Ich stellte also zunächst einmal fest, dass es eine Diskrepanz gibt zwischen dem, worüber die Frauen sprechen, wenn ich sie nach ihrem Neid befragte, und der Definition des Begriffes in den Lexika und im öffentlichen Diskurs. Und zwar ist der hauptsächliche Unterschied: In der offiziellen Kultur interessiert am Neid vor allem seine Auswirkung auf andere Menschen – Neid ist negativ, weil er die sozialen Hierarchien in Frage stellt, oder er ist positiv, aus genau denselben Gründen. Bei dem, was Frauen dazu sagten, geht es nicht so sehr um ihr Verhältnis zu anderen Menschen, sondern um das zu sich selbst. Es ist eine Differenz, zwischen dem was ich bin und dem, was ich sein möchte, und die anderen sind dafür lediglich der Spiegel.

Daher meine These: Das wesentliche am Neid ist nicht die Beziehung, die er zwischen mir und einer/einem anderen konstituiert, sondern er ist Ausdruck eines Haderns zwischen mir und mir selbst, das aber nach außen umgeleitet wird durch die herrschende symbolische Ordnung, in der wir aufgewachsen sind. Weil für den Erhalt dieser symbolischen Ordnung der Neid notwendig ist. In einer weiblichen symbolischen Ordnung, die von der Fülle statt von dem Mangel lebt, die die Differenz schätzt und nicht nach Gleichheit strebt, ist Neid hingegen keine notwendige Komponente für den Erhalt dieser Ordnung.
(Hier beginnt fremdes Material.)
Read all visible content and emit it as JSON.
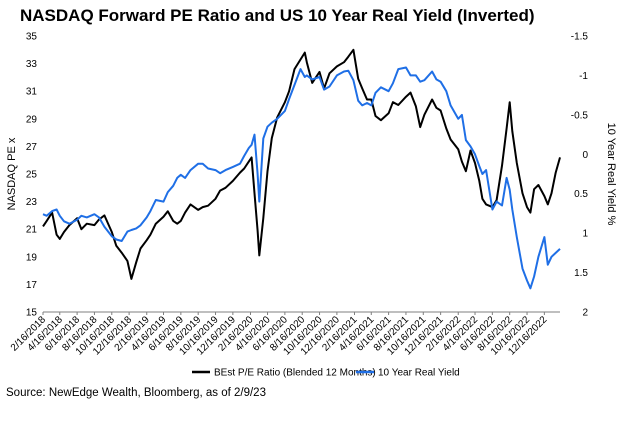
{
  "chart_data": {
    "type": "line",
    "title": "NASDAQ Forward PE Ratio and US 10 Year Real Yield (Inverted)",
    "source": "Source: NewEdge Wealth, Bloomberg, as of 2/9/23",
    "y_left": {
      "label": "NASDAQ PE x",
      "min": 15,
      "max": 35,
      "ticks": [
        "15",
        "17",
        "19",
        "21",
        "23",
        "25",
        "27",
        "29",
        "31",
        "33",
        "35"
      ]
    },
    "y_right": {
      "label": "10 Year Real Yield %",
      "min": -1.5,
      "max": 2,
      "inverted": true,
      "ticks": [
        "-1.5",
        "-1",
        "-0.5",
        "0",
        "0.5",
        "1",
        "1.5",
        "2"
      ]
    },
    "x_range": [
      "2/16/2018",
      "2/9/2023"
    ],
    "x_ticks": [
      "2/16/2018",
      "4/16/2018",
      "6/16/2018",
      "8/16/2018",
      "10/16/2018",
      "12/16/2018",
      "2/16/2019",
      "4/16/2019",
      "6/16/2019",
      "8/16/2019",
      "10/16/2019",
      "12/16/2019",
      "2/16/2020",
      "4/16/2020",
      "6/16/2020",
      "8/16/2020",
      "10/16/2020",
      "12/16/2020",
      "2/16/2021",
      "4/16/2021",
      "6/16/2021",
      "8/16/2021",
      "10/16/2021",
      "12/16/2021",
      "2/16/2022",
      "4/16/2022",
      "6/16/2022",
      "8/16/2022",
      "10/16/2022",
      "12/16/2022"
    ],
    "grid": false,
    "legend_position": "bottom",
    "series": [
      {
        "name": "BEst P/E Ratio (Blended 12 Months)",
        "axis": "left",
        "color": "#000000",
        "points": [
          [
            "2/16/2018",
            21.2
          ],
          [
            "3/1/2018",
            21.6
          ],
          [
            "3/20/2018",
            22.2
          ],
          [
            "4/5/2018",
            20.6
          ],
          [
            "4/16/2018",
            20.3
          ],
          [
            "5/1/2018",
            20.8
          ],
          [
            "5/20/2018",
            21.3
          ],
          [
            "6/16/2018",
            21.8
          ],
          [
            "7/1/2018",
            21.0
          ],
          [
            "7/20/2018",
            21.4
          ],
          [
            "8/16/2018",
            21.3
          ],
          [
            "9/1/2018",
            21.7
          ],
          [
            "9/20/2018",
            22.0
          ],
          [
            "10/16/2018",
            20.8
          ],
          [
            "11/1/2018",
            19.8
          ],
          [
            "11/20/2018",
            19.3
          ],
          [
            "12/10/2018",
            18.7
          ],
          [
            "12/24/2018",
            17.4
          ],
          [
            "1/10/2019",
            18.6
          ],
          [
            "1/25/2019",
            19.6
          ],
          [
            "2/16/2019",
            20.2
          ],
          [
            "3/1/2019",
            20.6
          ],
          [
            "3/20/2019",
            21.4
          ],
          [
            "4/16/2019",
            21.9
          ],
          [
            "5/1/2019",
            22.3
          ],
          [
            "5/20/2019",
            21.6
          ],
          [
            "6/3/2019",
            21.4
          ],
          [
            "6/16/2019",
            21.6
          ],
          [
            "7/1/2019",
            22.2
          ],
          [
            "7/20/2019",
            22.8
          ],
          [
            "8/16/2019",
            22.4
          ],
          [
            "9/1/2019",
            22.6
          ],
          [
            "9/20/2019",
            22.7
          ],
          [
            "10/16/2019",
            23.2
          ],
          [
            "11/1/2019",
            23.8
          ],
          [
            "11/20/2019",
            24.0
          ],
          [
            "12/16/2019",
            24.5
          ],
          [
            "1/10/2020",
            25.1
          ],
          [
            "1/25/2020",
            25.4
          ],
          [
            "2/10/2020",
            25.9
          ],
          [
            "2/20/2020",
            26.2
          ],
          [
            "3/1/2020",
            23.6
          ],
          [
            "3/12/2020",
            20.9
          ],
          [
            "3/18/2020",
            19.1
          ],
          [
            "4/1/2020",
            21.8
          ],
          [
            "4/16/2020",
            25.2
          ],
          [
            "5/1/2020",
            27.6
          ],
          [
            "5/20/2020",
            29.1
          ],
          [
            "6/16/2020",
            30.2
          ],
          [
            "7/1/2020",
            31.0
          ],
          [
            "7/20/2020",
            32.6
          ],
          [
            "8/10/2020",
            33.3
          ],
          [
            "8/25/2020",
            33.8
          ],
          [
            "9/1/2020",
            33.1
          ],
          [
            "9/20/2020",
            31.6
          ],
          [
            "10/16/2020",
            32.4
          ],
          [
            "11/1/2020",
            31.2
          ],
          [
            "11/20/2020",
            32.3
          ],
          [
            "12/16/2020",
            32.8
          ],
          [
            "1/10/2021",
            33.1
          ],
          [
            "1/25/2021",
            33.5
          ],
          [
            "2/12/2021",
            34.0
          ],
          [
            "3/1/2021",
            31.9
          ],
          [
            "3/15/2021",
            31.2
          ],
          [
            "4/1/2021",
            30.4
          ],
          [
            "4/16/2021",
            30.4
          ],
          [
            "5/1/2021",
            29.2
          ],
          [
            "5/20/2021",
            28.9
          ],
          [
            "6/16/2021",
            29.4
          ],
          [
            "7/1/2021",
            30.2
          ],
          [
            "7/20/2021",
            30.0
          ],
          [
            "8/16/2021",
            30.6
          ],
          [
            "9/1/2021",
            30.9
          ],
          [
            "9/20/2021",
            29.9
          ],
          [
            "10/5/2021",
            28.4
          ],
          [
            "10/20/2021",
            29.3
          ],
          [
            "11/16/2021",
            30.4
          ],
          [
            "12/1/2021",
            29.8
          ],
          [
            "12/16/2021",
            29.6
          ],
          [
            "1/5/2022",
            28.3
          ],
          [
            "1/20/2022",
            27.5
          ],
          [
            "2/16/2022",
            26.8
          ],
          [
            "3/1/2022",
            25.9
          ],
          [
            "3/15/2022",
            25.2
          ],
          [
            "3/31/2022",
            26.7
          ],
          [
            "4/16/2022",
            25.8
          ],
          [
            "5/1/2022",
            24.5
          ],
          [
            "5/12/2022",
            23.2
          ],
          [
            "5/25/2022",
            22.8
          ],
          [
            "6/16/2022",
            22.6
          ],
          [
            "7/1/2022",
            23.1
          ],
          [
            "7/20/2022",
            25.6
          ],
          [
            "8/5/2022",
            28.3
          ],
          [
            "8/16/2022",
            30.2
          ],
          [
            "8/25/2022",
            28.1
          ],
          [
            "9/10/2022",
            25.8
          ],
          [
            "9/30/2022",
            23.6
          ],
          [
            "10/16/2022",
            22.6
          ],
          [
            "10/28/2022",
            22.2
          ],
          [
            "11/10/2022",
            23.9
          ],
          [
            "11/25/2022",
            24.2
          ],
          [
            "12/16/2022",
            23.4
          ],
          [
            "12/28/2022",
            22.8
          ],
          [
            "1/10/2023",
            23.6
          ],
          [
            "1/25/2023",
            25.1
          ],
          [
            "2/9/2023",
            26.2
          ]
        ]
      },
      {
        "name": "10 Year Real Yield",
        "axis": "right",
        "color": "#1f6fe6",
        "points": [
          [
            "2/16/2018",
            0.76
          ],
          [
            "3/1/2018",
            0.78
          ],
          [
            "3/20/2018",
            0.72
          ],
          [
            "4/5/2018",
            0.7
          ],
          [
            "4/16/2018",
            0.78
          ],
          [
            "5/1/2018",
            0.85
          ],
          [
            "5/20/2018",
            0.88
          ],
          [
            "6/16/2018",
            0.83
          ],
          [
            "7/1/2018",
            0.78
          ],
          [
            "7/20/2018",
            0.8
          ],
          [
            "8/16/2018",
            0.76
          ],
          [
            "9/1/2018",
            0.8
          ],
          [
            "9/20/2018",
            0.92
          ],
          [
            "10/16/2018",
            1.04
          ],
          [
            "11/1/2018",
            1.08
          ],
          [
            "11/20/2018",
            1.1
          ],
          [
            "12/10/2018",
            0.98
          ],
          [
            "12/24/2018",
            0.96
          ],
          [
            "1/10/2019",
            0.94
          ],
          [
            "1/25/2019",
            0.9
          ],
          [
            "2/16/2019",
            0.8
          ],
          [
            "3/1/2019",
            0.72
          ],
          [
            "3/20/2019",
            0.58
          ],
          [
            "4/16/2019",
            0.6
          ],
          [
            "5/1/2019",
            0.48
          ],
          [
            "5/20/2019",
            0.4
          ],
          [
            "6/3/2019",
            0.3
          ],
          [
            "6/16/2019",
            0.26
          ],
          [
            "7/1/2019",
            0.3
          ],
          [
            "7/20/2019",
            0.2
          ],
          [
            "8/16/2019",
            0.12
          ],
          [
            "9/1/2019",
            0.12
          ],
          [
            "9/20/2019",
            0.18
          ],
          [
            "10/16/2019",
            0.2
          ],
          [
            "11/1/2019",
            0.24
          ],
          [
            "11/20/2019",
            0.2
          ],
          [
            "12/16/2019",
            0.16
          ],
          [
            "1/10/2020",
            0.12
          ],
          [
            "1/25/2020",
            0.02
          ],
          [
            "2/10/2020",
            -0.08
          ],
          [
            "2/20/2020",
            -0.12
          ],
          [
            "3/1/2020",
            -0.25
          ],
          [
            "3/12/2020",
            0.25
          ],
          [
            "3/18/2020",
            0.6
          ],
          [
            "4/1/2020",
            -0.2
          ],
          [
            "4/16/2020",
            -0.35
          ],
          [
            "5/1/2020",
            -0.4
          ],
          [
            "5/20/2020",
            -0.45
          ],
          [
            "6/16/2020",
            -0.55
          ],
          [
            "7/1/2020",
            -0.7
          ],
          [
            "7/20/2020",
            -0.88
          ],
          [
            "8/10/2020",
            -1.08
          ],
          [
            "8/25/2020",
            -0.98
          ],
          [
            "9/1/2020",
            -1.0
          ],
          [
            "9/20/2020",
            -0.95
          ],
          [
            "10/16/2020",
            -0.98
          ],
          [
            "11/1/2020",
            -0.82
          ],
          [
            "11/20/2020",
            -0.86
          ],
          [
            "12/16/2020",
            -1.0
          ],
          [
            "1/10/2021",
            -1.05
          ],
          [
            "1/25/2021",
            -1.06
          ],
          [
            "2/12/2021",
            -0.94
          ],
          [
            "3/1/2021",
            -0.68
          ],
          [
            "3/15/2021",
            -0.62
          ],
          [
            "4/1/2021",
            -0.65
          ],
          [
            "4/16/2021",
            -0.62
          ],
          [
            "5/1/2021",
            -0.78
          ],
          [
            "5/20/2021",
            -0.85
          ],
          [
            "6/16/2021",
            -0.8
          ],
          [
            "7/1/2021",
            -0.9
          ],
          [
            "7/20/2021",
            -1.08
          ],
          [
            "8/16/2021",
            -1.1
          ],
          [
            "9/1/2021",
            -1.0
          ],
          [
            "9/20/2021",
            -1.0
          ],
          [
            "10/5/2021",
            -0.92
          ],
          [
            "10/20/2021",
            -0.94
          ],
          [
            "11/16/2021",
            -1.05
          ],
          [
            "12/1/2021",
            -0.95
          ],
          [
            "12/16/2021",
            -0.92
          ],
          [
            "1/5/2022",
            -0.8
          ],
          [
            "1/20/2022",
            -0.62
          ],
          [
            "2/16/2022",
            -0.45
          ],
          [
            "3/1/2022",
            -0.5
          ],
          [
            "3/15/2022",
            -0.18
          ],
          [
            "3/31/2022",
            -0.1
          ],
          [
            "4/16/2022",
            0.0
          ],
          [
            "5/1/2022",
            0.15
          ],
          [
            "5/12/2022",
            0.25
          ],
          [
            "5/25/2022",
            0.2
          ],
          [
            "6/16/2022",
            0.7
          ],
          [
            "7/1/2022",
            0.6
          ],
          [
            "7/20/2022",
            0.65
          ],
          [
            "8/5/2022",
            0.3
          ],
          [
            "8/16/2022",
            0.45
          ],
          [
            "8/25/2022",
            0.7
          ],
          [
            "9/10/2022",
            1.05
          ],
          [
            "9/30/2022",
            1.45
          ],
          [
            "10/16/2022",
            1.6
          ],
          [
            "10/28/2022",
            1.7
          ],
          [
            "11/10/2022",
            1.55
          ],
          [
            "11/25/2022",
            1.3
          ],
          [
            "12/16/2022",
            1.05
          ],
          [
            "12/28/2022",
            1.4
          ],
          [
            "1/10/2023",
            1.3
          ],
          [
            "1/25/2023",
            1.25
          ],
          [
            "2/9/2023",
            1.2
          ]
        ]
      }
    ]
  }
}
Was ist es denn, das die Frauen zu beschreiben versuchen, wenn sie von Neid reden, wenn es doch nicht das ist, was in der männlichen Kultur mit Neid gemeint ist? Ich behaupte: Es ist das weibliche Begehren, das kulturell häufig als Neid interpretiert wurde und damit falsch verstanden wurde. Es wurde nämlich verstanden als etwas, wofür das männliche Haben ein Maßstab war, nicht als etwas davon Unabhängiges.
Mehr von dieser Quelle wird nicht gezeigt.